Patrick Lester, director of Federal Fiscal Policy with the progressive think tank, OMB Watch, defended the coming rise in estate tax rates saying: “The idea behind the estate tax is to prevent the very wealthy among us from accumulating vast fortunes that they can pass along to the next generation. The poster child for the estate tax is Paris Hilton — the celebrity and hotel heiress. That’s who this is targeted at, not ordinary Americans.”

But rancher Kevin Kester of the Bear Valley Ranch in Central California disagrees. The rancher who works 12 hour days, drives a 12-year-old pick-up truck, and earns less than a typical Washington bureaucrat will be hit hard by the so called “death tax.” Twenty years ago, Kester paid the IRS $2 million when he inherited a 22,000-acre cattle ranch from his grandfather.

This coming January, the tax burden on Lester’s children will be more than $13 million. “There is no way financially my kids can pay what the IRS is going to demand from them nine months after death and keep this ranch intact for their generation and future generations,” he said.

Many Democrats contend the tax promotes equality among classes, especially in capital gains — or stocks passed from one generation to another. Since stocks are only taxed when they are sold, the government can’t profit from long-term investments without the estate tax.

To supporters of a high estate tax, Kester is the kind of person they rarely mention. He doesn’t own a mansion. He’s not the CEO of a multi-national. But because of his line of work, he owns a lot of property that would be subject to a lot of tax.

“Our number one goal is to repeal the estate tax, to get rid of it, not have it for every generation, when I die and my kids die and so on,” said Kester. “For everyone to have to re-purchase the ranch or farm over and over for each generation, that’s inherently unjust. So what we’re doing is asking our politicians to understand that and repeal the estate tax.”

A majority of Republicans argue that, because the estate tax falls on assets, it hampers investment by reducing incentives to save and invest.

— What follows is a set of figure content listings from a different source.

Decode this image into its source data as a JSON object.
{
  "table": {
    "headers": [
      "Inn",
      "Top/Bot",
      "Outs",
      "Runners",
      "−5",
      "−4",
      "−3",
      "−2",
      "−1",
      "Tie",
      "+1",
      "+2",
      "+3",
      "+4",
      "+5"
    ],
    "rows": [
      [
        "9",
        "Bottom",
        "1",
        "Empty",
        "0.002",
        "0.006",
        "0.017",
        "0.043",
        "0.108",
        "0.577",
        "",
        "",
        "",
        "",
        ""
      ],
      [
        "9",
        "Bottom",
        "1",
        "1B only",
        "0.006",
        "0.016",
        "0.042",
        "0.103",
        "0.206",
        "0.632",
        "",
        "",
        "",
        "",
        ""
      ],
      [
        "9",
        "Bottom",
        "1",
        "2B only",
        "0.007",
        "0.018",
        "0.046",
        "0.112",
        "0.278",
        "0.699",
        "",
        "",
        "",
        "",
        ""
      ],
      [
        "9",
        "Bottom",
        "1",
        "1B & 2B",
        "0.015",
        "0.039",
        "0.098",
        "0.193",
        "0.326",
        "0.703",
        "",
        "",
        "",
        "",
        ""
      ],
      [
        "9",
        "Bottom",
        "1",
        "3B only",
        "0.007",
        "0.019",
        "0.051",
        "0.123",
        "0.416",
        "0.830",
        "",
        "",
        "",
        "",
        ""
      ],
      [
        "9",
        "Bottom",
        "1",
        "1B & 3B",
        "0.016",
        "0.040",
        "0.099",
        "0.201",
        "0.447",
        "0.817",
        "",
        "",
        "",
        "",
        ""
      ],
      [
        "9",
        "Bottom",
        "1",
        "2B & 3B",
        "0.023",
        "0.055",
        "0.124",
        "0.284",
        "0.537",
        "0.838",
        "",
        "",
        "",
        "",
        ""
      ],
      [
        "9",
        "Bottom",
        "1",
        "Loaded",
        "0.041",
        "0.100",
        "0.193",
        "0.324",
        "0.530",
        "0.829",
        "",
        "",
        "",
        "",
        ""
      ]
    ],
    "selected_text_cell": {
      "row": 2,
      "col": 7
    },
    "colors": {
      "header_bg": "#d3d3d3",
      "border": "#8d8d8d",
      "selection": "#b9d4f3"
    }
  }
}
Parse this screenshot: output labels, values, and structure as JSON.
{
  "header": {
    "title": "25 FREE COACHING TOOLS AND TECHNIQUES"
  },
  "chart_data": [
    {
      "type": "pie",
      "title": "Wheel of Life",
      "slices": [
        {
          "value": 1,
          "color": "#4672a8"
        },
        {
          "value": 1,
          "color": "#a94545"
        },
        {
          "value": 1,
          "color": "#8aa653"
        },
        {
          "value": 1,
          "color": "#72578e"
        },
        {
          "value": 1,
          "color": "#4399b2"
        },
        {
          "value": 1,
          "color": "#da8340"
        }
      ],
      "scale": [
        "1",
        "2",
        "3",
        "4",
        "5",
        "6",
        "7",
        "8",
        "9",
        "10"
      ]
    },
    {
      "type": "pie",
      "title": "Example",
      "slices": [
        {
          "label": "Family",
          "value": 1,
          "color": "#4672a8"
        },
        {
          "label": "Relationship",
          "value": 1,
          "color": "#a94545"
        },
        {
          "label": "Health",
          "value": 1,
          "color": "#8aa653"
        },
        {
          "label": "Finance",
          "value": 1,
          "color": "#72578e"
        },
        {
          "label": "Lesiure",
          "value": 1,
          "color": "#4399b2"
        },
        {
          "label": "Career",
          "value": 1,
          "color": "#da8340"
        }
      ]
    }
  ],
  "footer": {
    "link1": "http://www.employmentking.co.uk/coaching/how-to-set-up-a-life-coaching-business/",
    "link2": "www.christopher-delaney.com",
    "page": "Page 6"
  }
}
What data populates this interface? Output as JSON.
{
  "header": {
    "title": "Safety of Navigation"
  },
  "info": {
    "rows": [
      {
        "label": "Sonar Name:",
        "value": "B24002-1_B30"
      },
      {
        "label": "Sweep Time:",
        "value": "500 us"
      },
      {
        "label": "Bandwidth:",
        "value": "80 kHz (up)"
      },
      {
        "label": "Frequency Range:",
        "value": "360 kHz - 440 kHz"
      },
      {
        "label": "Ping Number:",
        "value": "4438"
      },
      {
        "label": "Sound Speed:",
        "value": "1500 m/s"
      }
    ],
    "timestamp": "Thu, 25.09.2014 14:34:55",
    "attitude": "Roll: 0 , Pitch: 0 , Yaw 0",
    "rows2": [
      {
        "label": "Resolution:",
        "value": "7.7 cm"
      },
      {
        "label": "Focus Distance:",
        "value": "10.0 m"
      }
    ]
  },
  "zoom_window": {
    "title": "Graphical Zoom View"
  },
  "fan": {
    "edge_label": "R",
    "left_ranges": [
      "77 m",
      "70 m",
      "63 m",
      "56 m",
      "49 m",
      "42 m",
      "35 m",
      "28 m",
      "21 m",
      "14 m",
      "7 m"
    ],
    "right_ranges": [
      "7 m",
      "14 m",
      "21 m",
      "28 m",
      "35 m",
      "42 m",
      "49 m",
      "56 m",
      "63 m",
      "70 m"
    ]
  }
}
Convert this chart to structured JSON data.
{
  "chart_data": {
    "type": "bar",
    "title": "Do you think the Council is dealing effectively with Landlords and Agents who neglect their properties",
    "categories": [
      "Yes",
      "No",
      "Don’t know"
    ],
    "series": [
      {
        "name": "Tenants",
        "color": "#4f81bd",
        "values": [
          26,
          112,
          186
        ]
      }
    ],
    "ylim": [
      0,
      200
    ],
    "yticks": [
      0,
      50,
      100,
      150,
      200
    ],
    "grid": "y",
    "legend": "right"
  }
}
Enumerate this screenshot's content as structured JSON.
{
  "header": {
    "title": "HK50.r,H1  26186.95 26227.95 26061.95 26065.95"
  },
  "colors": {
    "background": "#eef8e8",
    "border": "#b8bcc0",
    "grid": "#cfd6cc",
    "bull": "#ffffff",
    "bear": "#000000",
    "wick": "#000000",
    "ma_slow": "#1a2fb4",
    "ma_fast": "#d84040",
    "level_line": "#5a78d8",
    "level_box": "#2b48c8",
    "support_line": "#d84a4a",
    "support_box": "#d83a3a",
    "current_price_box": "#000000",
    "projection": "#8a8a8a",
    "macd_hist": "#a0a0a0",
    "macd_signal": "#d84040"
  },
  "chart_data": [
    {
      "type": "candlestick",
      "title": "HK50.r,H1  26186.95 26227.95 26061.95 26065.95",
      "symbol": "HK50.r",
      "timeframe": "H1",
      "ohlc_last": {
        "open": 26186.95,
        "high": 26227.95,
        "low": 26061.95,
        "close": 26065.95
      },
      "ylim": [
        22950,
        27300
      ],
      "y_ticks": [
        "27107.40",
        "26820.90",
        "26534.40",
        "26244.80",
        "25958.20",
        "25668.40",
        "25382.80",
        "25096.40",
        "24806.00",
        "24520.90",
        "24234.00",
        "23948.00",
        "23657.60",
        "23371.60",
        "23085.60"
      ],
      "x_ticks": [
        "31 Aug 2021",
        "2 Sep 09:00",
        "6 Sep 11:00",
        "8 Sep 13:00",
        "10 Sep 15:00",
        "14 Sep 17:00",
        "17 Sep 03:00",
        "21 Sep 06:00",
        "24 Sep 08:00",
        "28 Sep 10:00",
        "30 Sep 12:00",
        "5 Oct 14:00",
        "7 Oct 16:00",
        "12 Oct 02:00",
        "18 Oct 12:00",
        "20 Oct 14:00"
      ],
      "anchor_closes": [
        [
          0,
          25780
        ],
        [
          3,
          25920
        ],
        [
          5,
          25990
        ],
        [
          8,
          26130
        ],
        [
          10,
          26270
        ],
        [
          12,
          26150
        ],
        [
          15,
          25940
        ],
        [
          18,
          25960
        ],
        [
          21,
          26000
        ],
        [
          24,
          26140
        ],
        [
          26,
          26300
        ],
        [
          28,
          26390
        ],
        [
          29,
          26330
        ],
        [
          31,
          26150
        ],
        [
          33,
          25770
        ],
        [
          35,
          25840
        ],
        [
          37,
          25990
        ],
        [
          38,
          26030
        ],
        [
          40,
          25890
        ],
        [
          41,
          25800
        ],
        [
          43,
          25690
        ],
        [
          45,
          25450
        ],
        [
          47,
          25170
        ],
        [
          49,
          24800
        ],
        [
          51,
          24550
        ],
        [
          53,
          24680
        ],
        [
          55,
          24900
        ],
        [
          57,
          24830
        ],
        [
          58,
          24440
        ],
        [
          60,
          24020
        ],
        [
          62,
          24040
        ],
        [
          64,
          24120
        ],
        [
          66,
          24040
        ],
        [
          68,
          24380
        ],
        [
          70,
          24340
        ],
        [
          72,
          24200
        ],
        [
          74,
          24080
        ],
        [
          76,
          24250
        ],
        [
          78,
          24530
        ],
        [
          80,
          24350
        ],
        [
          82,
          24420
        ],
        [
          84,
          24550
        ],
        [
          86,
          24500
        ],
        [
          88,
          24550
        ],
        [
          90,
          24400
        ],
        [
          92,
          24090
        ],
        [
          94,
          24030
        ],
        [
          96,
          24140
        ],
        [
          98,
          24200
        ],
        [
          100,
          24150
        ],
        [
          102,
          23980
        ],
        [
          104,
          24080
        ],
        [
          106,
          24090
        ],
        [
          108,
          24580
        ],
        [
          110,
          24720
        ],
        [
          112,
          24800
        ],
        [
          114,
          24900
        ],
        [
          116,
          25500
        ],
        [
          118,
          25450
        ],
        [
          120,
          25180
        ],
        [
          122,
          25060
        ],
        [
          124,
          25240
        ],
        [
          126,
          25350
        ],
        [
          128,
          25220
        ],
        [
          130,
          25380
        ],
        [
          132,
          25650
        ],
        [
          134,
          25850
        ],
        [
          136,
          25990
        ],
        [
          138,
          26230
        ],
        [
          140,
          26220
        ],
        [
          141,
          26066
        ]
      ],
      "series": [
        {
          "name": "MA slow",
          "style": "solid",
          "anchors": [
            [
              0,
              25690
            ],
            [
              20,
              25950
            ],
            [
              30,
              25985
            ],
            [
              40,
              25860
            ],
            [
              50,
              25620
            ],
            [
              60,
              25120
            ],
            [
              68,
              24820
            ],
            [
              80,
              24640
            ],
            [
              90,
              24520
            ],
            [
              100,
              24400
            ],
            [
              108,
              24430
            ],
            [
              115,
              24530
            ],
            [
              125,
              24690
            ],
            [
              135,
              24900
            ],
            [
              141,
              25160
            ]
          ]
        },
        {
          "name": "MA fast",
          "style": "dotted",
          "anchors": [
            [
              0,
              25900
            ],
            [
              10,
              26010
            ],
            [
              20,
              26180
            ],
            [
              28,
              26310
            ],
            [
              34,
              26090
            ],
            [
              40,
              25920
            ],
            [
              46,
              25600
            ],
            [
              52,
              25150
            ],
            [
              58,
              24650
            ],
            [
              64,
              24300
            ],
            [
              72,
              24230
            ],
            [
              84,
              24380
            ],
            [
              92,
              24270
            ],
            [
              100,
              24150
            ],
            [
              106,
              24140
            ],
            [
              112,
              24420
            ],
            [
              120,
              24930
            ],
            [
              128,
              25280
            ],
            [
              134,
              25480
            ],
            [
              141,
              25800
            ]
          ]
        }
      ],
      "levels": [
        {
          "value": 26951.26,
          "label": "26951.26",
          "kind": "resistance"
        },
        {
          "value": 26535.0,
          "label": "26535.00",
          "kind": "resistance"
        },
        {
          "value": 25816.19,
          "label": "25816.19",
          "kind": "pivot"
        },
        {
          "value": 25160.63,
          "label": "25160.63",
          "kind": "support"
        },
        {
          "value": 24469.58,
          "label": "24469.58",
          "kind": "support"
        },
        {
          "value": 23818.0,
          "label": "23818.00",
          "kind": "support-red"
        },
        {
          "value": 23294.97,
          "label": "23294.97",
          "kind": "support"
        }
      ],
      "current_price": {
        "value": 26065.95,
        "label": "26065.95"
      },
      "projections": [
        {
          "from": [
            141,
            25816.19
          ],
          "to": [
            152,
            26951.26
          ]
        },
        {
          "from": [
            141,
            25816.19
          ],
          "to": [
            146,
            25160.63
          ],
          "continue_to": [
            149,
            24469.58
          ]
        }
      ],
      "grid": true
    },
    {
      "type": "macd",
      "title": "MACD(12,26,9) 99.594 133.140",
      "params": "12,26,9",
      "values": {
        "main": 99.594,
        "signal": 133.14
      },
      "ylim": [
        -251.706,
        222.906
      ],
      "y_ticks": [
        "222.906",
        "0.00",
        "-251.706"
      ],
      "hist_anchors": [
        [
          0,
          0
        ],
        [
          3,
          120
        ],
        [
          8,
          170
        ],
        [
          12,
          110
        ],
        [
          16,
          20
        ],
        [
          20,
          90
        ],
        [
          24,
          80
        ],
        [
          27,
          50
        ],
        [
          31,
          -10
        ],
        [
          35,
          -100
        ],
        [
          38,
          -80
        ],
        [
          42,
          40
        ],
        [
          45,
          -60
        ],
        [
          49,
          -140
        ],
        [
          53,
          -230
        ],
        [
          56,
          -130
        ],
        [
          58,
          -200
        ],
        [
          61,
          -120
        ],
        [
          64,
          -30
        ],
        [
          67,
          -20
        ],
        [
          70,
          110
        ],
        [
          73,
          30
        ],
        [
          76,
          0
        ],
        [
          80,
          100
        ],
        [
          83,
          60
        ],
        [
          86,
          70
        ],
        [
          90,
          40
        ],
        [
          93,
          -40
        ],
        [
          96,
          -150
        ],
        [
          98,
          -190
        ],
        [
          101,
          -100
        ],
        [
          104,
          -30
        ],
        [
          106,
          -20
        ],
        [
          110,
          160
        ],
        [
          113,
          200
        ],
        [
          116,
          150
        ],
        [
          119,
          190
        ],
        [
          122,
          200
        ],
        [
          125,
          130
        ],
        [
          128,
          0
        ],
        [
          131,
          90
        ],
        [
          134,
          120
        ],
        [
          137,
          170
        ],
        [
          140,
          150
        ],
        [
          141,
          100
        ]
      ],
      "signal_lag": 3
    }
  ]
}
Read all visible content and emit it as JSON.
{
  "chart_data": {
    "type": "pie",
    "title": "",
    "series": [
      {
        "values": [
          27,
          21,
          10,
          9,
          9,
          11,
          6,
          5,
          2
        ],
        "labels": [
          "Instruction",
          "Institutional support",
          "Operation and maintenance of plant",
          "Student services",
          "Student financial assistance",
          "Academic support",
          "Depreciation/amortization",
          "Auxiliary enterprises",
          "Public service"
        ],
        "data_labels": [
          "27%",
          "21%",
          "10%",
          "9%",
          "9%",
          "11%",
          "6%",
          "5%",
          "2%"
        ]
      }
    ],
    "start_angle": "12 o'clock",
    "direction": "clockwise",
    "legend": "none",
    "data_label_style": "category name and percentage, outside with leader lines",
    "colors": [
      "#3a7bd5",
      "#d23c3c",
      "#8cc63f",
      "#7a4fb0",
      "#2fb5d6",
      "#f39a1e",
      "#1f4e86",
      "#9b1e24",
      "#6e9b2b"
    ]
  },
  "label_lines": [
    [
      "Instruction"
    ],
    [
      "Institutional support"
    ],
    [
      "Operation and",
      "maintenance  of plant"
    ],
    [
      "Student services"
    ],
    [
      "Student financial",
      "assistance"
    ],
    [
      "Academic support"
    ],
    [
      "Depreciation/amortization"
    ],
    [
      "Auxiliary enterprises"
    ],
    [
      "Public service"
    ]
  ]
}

A pending estate tax can become a disincentive to invest in an otherwise viable business, forcing older people to liquidate or shift resources out of an ongoing business and into a trust or tax-free investment.

“We’re not millionaires in the terms of making a million dollars a year,” said Kester who lives in a modest home and whose family runs his ranch. “I have a half-a-million dollars in soil.” Kester can’t spend it, without selling land. But by selling the land, each year the ranch would become less viable.

The estate tax dates back to 1916 when then-President Woodrow Wilson imposed the tax of 1 to 10 percent on the wealthy because World War I reduced federal government revenues. Under Franklin Delano Roosevelt, the tax rose to 77 percent, as Congress tried to prevent wealth from becoming concentrated among a few powerful and super-rich families.